Coin details: Greek silver obol (1/6 drachm) coin dated 350-300 BC from Selge, Pisidia. Selge was situated on the southern slope of Mount Taurus where the river Eurymedon (Köprücay) forces its way through the mountains. It was once the most powerful and populous city of Pisidia.
The first photo shows the side with the helmeted Athena. In ancient Greek religion, Athena was a goddess of war, handicraft, and practical reason. Essentially urban and civilized, Athena was probably a pre-Hellenic goddess later taken over by the Greeks. Yet the Greek economy, unlike that of the Minoans, was largely military, so that Athena, while retaining her earlier domestic functions, became a goddess of war. Athena is customarily portrayed wearing an aegis, body armor, and a helmet and carrying a shield and a lance. She was widely worshipped, and the Romans identified her with Minerva.

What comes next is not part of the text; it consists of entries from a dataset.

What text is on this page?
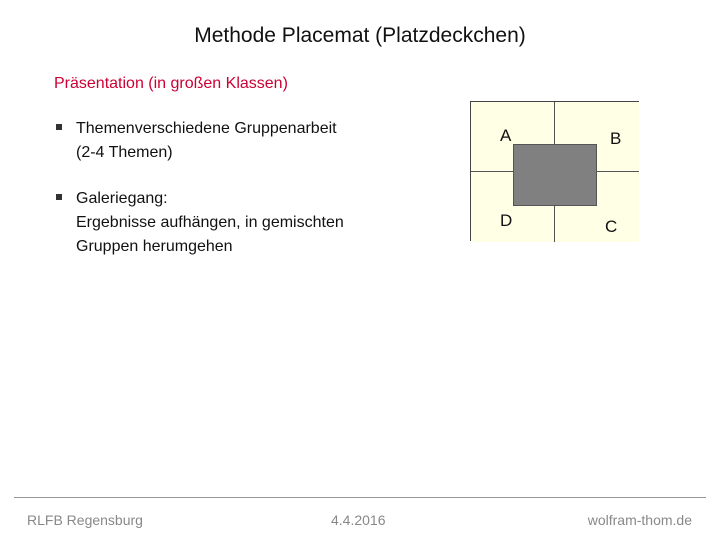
Methode Placemat (Platzdeckchen)
Präsentation (in großen Klassen)
Themenverschiedene Gruppenarbeit
(2-4 Themen)
Galeriegang:
Ergebnisse aufhängen, in gemischten
Gruppen herumgehen
A	B
D	C
RLFB Regensburg	4.4.2016	wolfram-thom.de
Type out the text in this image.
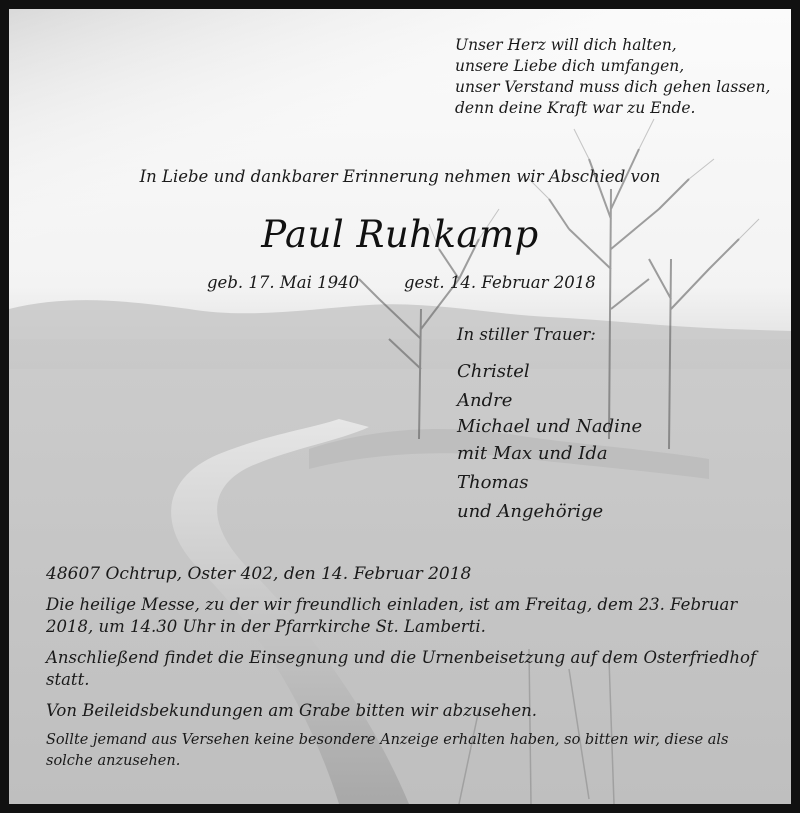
Unser Herz will dich halten,
unsere Liebe dich umfangen,
unser Verstand muss dich gehen lassen,
denn deine Kraft war zu Ende.
In Liebe und dankbarer Erinnerung nehmen wir Abschied von
Paul Ruhkamp
geb. 17. Mai 1940	gest. 14. Februar 2018
In stiller Trauer:
Christel
Andre
Michael und Nadine
mit Max und Ida
Thomas
und Angehörige
48607 Ochtrup, Oster 402, den 14. Februar 2018
Die heilige Messe, zu der wir freundlich einladen, ist am Freitag, dem 23. Februar 2018, um 14.30 Uhr in der Pfarrkirche St. Lamberti.
Anschließend findet die Einsegnung und die Urnenbeisetzung auf dem Osterfriedhof statt.
Von Beileidsbekundungen am Grabe bitten wir abzusehen.
Sollte jemand aus Versehen keine besondere Anzeige erhalten haben, so bitten wir, diese als solche anzusehen.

The second photo shows the side with the Gorgon. In Greek mythology, the Gorgon was a terrifying female creature. The name derives from the Greek word gorgós, which means "dreadful." While descriptions of Gorgons vary across Greek literature, the term commonly refers to any of three sisters who had hair of living, venomous snakes, and a horrifying visage that turned those who beheld it to stone. In ancient Greece, the Gorgoneion was originally a horror-creating apotropaic pendant showing the Gorgon 's head.